傅杨心满意足,托着腮看关柏慢里斯条吃第二个,“喝口水。”
关柏摆了摆手,“说起来裴远会来么?”
傅杨坐直了身体,两指交叉放在自己的膝盖上,“会的。”
关柏合上了盖子,“你确定么,毕竟这个还挺尴尬的。
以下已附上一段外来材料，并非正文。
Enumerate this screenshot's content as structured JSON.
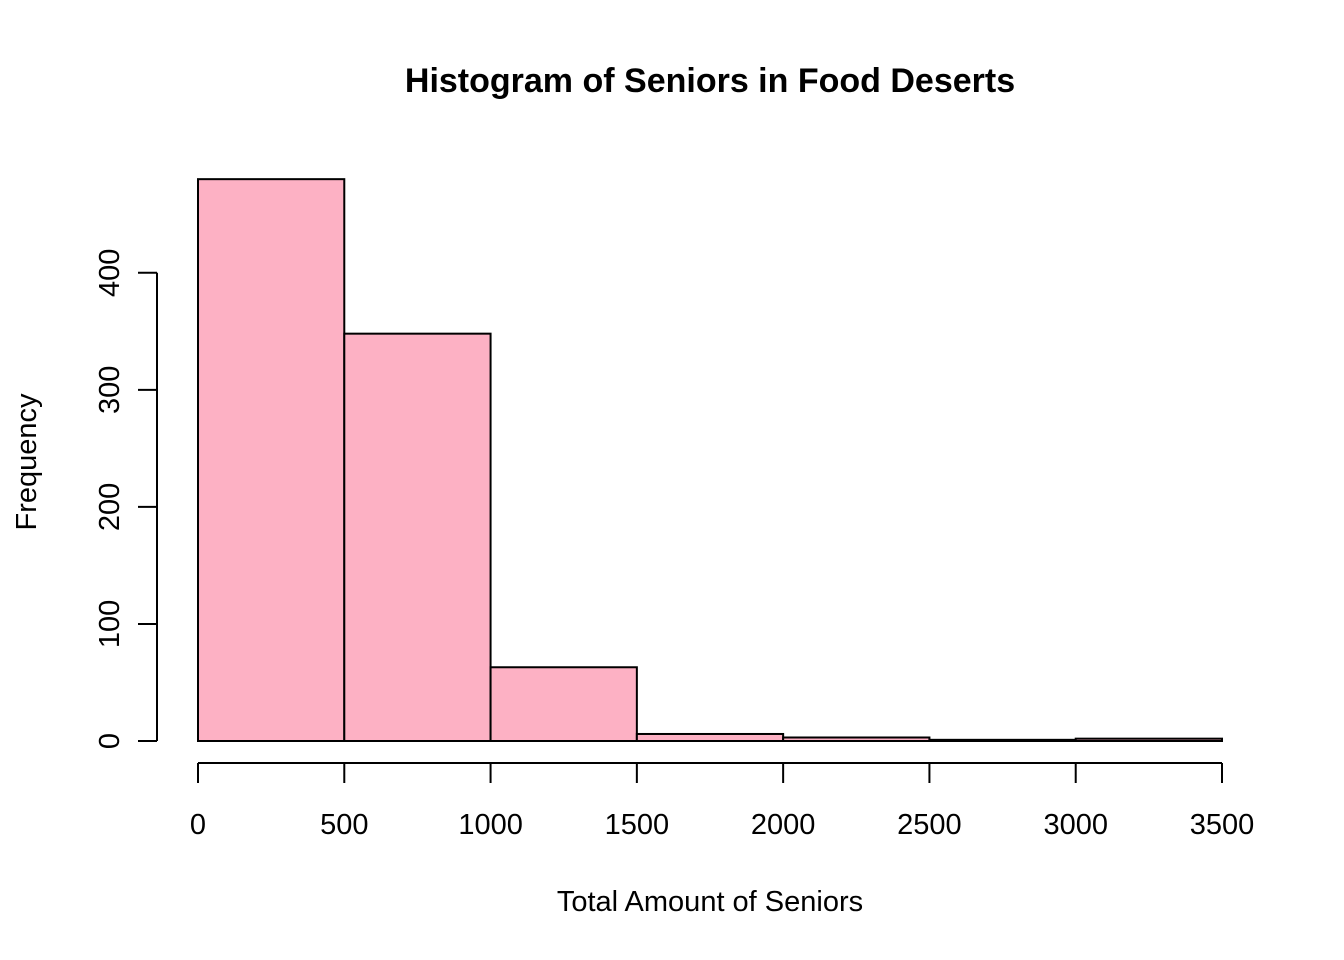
{
  "chart_data": {
    "type": "bar",
    "title": "Histogram of Seniors in Food Deserts",
    "xlabel": "Total Amount of Seniors",
    "ylabel": "Frequency",
    "bins": [
      {
        "start": 0,
        "end": 500,
        "count": 480
      },
      {
        "start": 500,
        "end": 1000,
        "count": 348
      },
      {
        "start": 1000,
        "end": 1500,
        "count": 63
      },
      {
        "start": 1500,
        "end": 2000,
        "count": 6
      },
      {
        "start": 2000,
        "end": 2500,
        "count": 3
      },
      {
        "start": 2500,
        "end": 3000,
        "count": 1
      },
      {
        "start": 3000,
        "end": 3500,
        "count": 2
      }
    ],
    "xlim": [
      0,
      3500
    ],
    "ylim": [
      0,
      480
    ],
    "x_ticks": [
      "0",
      "500",
      "1000",
      "1500",
      "2000",
      "2500",
      "3000",
      "3500"
    ],
    "y_ticks": [
      "0",
      "100",
      "200",
      "300",
      "400"
    ],
    "bar_color": "#FDB1C4",
    "grid": false,
    "legend": "none"
  }
}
”
傅杨笑了笑,“肯定会来的,不知道你知不知道他们为什么会分手。”
关柏望着草坪上正在布置的鸽笼,“听过。”
傅杨伸手搭在椅子上,那里离关柏的手指很近,近到稍微拢一拢就能握住他的手指,可是他没动。
“有次裴远喝多了,那天大概是纪医生跟许彦在一起的那天吧。裴远坐在地上哭得像一条狗,他扎在雪地里,最后让我打了一拳,然后他也没生气,愣愣得拽着我的领子说,那时候他将许彦推远,是为了不让自己陷进去。”
傅杨说着说着也觉得好笑,有人费尽力气伤害他爱的人,居然是因为他爱他,他不愿意让自己失控,也不愿意让他爱的人受伤,世上哪有两全的选择。
傅杨如梦方醒,伸手轻轻握住关柏的手指,“就握一会儿可以么?”
关柏没有拒绝,傅杨就这么握着他的手轻轻笑了,“他肯定会来的,他来不是为了别的,就是为了确认许彦到底是为了什么跟纪端铭结婚的,但凡他对裴远还有一些恨,他都不会放手。”
傅杨转头看关柏,“你觉得许彦会回头么?”
关柏感受着他的手指轻轻摩挲自己的骨节,“大抵不会了。”而他的注意力却在傅杨的无名指上,他修长的手指上环绕着一个平平无奇的银戒指,这枚戒指他曾经也有,只不过后来还回去了。